Z kolei Bambino oferuje wagę, która działa na zupełnie innej zasadzie. Dodawanie odbywa się poprzez zawieszanie na ramionach wagi w kształcie małpki zawieszek o różnych wartościach.
Kostki konstrukcyjne
Miało nie być o zwykłych klockach, ale nie mogłam się oprzeć. Wiele z tych zestawów można sobie samemu zbudować, dysponując odpowiednio dużym zestawem klocków konstrukcyjnych. Na przykład z klocków lego można zbudować zestaw podobny do tych opisanych w pierwszym rozdziale niniejszego zestawienia. Znacznie wygodniejsze są jednak różnego rodzaju sześciany konstrukcyjne, które łączą się ze sobą różnymi powierzchniami, co pozwala zarówno na tworzenie belek jak i na stworzeniu systemu dziesiętnego czy zestawu podobnego do klocków Numicon.
Mam tu na myśli choćby takie klocki jak japońskie sześciany, sześciany konstrukcyjne firmy Bambino, czy Multiklocki Edukarium
Zdaję sobie sprawę, że to zestawienie nie wyczerpuje tematu i pewnie istnieją jeszcze inne ciekawe, uprzyjemniające naukę i rozbudzające zdolności matematyczne u maluchów zestawy klocków. Będę wdzięczna za każdą podpowiedź pozwalającą uzupełnić ten zestaw.
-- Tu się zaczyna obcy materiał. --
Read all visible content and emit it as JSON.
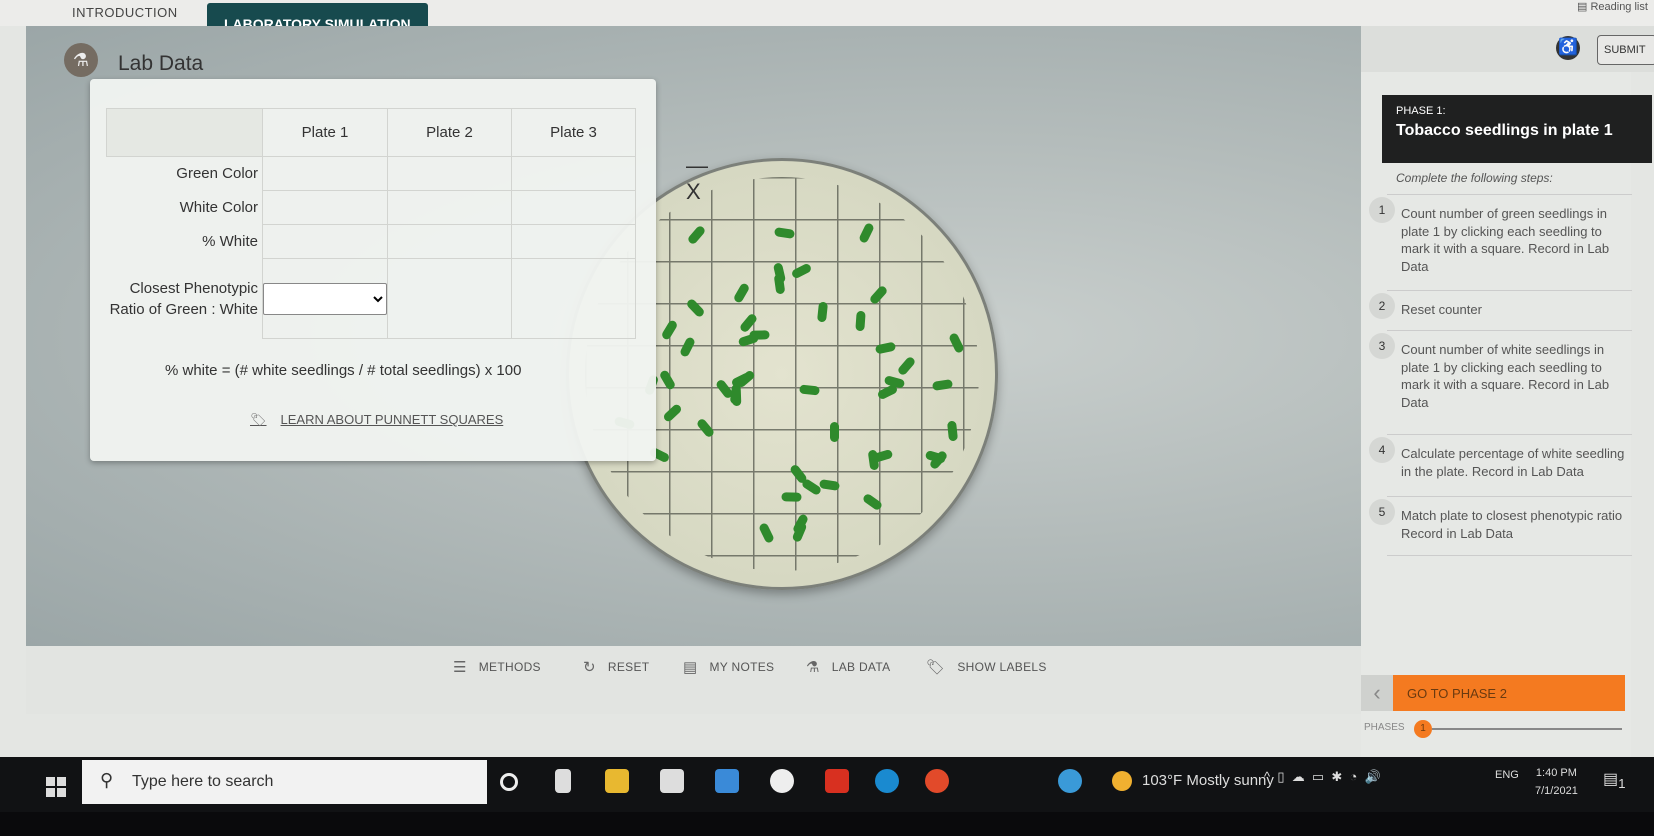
{
  "browser": {
    "reading_list": "Reading list"
  },
  "tabs": [
    {
      "label": "INTRODUCTION",
      "active": false
    },
    {
      "label": "LABORATORY SIMULATION",
      "active": true
    }
  ],
  "header": {
    "submit": "SUBMIT",
    "accessibility_icon": "accessibility-icon"
  },
  "lab_data": {
    "title": "Lab Data",
    "minimize": "—",
    "close": "X",
    "columns": [
      "Plate 1",
      "Plate 2",
      "Plate 3"
    ],
    "rows": [
      "Green Color",
      "White Color",
      "% White",
      "Closest Phenotypic Ratio of Green : White"
    ],
    "ratio_select_value": "",
    "formula": "% white = (# white seedlings / # total seedlings) x 100",
    "learn_link": "LEARN ABOUT PUNNETT SQUARES"
  },
  "toolbar": [
    {
      "label": "METHODS",
      "icon": "☰"
    },
    {
      "label": "RESET",
      "icon": "↻"
    },
    {
      "label": "MY NOTES",
      "icon": "▤"
    },
    {
      "label": "LAB DATA",
      "icon": "⚗"
    },
    {
      "label": "SHOW LABELS",
      "icon": "🏷"
    }
  ],
  "phase": {
    "subtitle": "PHASE 1:",
    "title": "Tobacco seedlings in plate 1",
    "instructions": "Complete the following steps:",
    "steps": [
      {
        "n": "1",
        "text": "Count number of green seedlings in plate 1 by clicking each seedling to mark it with a square. Record in Lab Data"
      },
      {
        "n": "2",
        "text": "Reset counter"
      },
      {
        "n": "3",
        "text": "Count number of white seedlings in plate 1 by clicking each seedling to mark it with a square. Record in Lab Data"
      },
      {
        "n": "4",
        "text": "Calculate percentage of white seedling in the plate. Record in Lab Data"
      },
      {
        "n": "5",
        "text": "Match plate to closest phenotypic ratio Record in Lab Data"
      }
    ],
    "next": "GO TO PHASE 2",
    "phases_label": "PHASES",
    "current_phase": "1",
    "accent": "#f47a20"
  },
  "taskbar": {
    "search_placeholder": "Type here to search",
    "weather": "103°F  Mostly sunny",
    "lang": "ENG",
    "time": "1:40 PM",
    "date": "7/1/2021",
    "notifications": "1"
  }
}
Na koniec dla formalności dodam, że wszystkie zdjęcia pochodzą ze stron producentów i sklepów i że celowo nie umieściłam linków do żadnego z nich. Znajdujące się tu informacje są wystarczające. by z łatwością samemu odnaleźć te klocki w sklepach a ja nie chciałam nikogo faworyzować czy promować.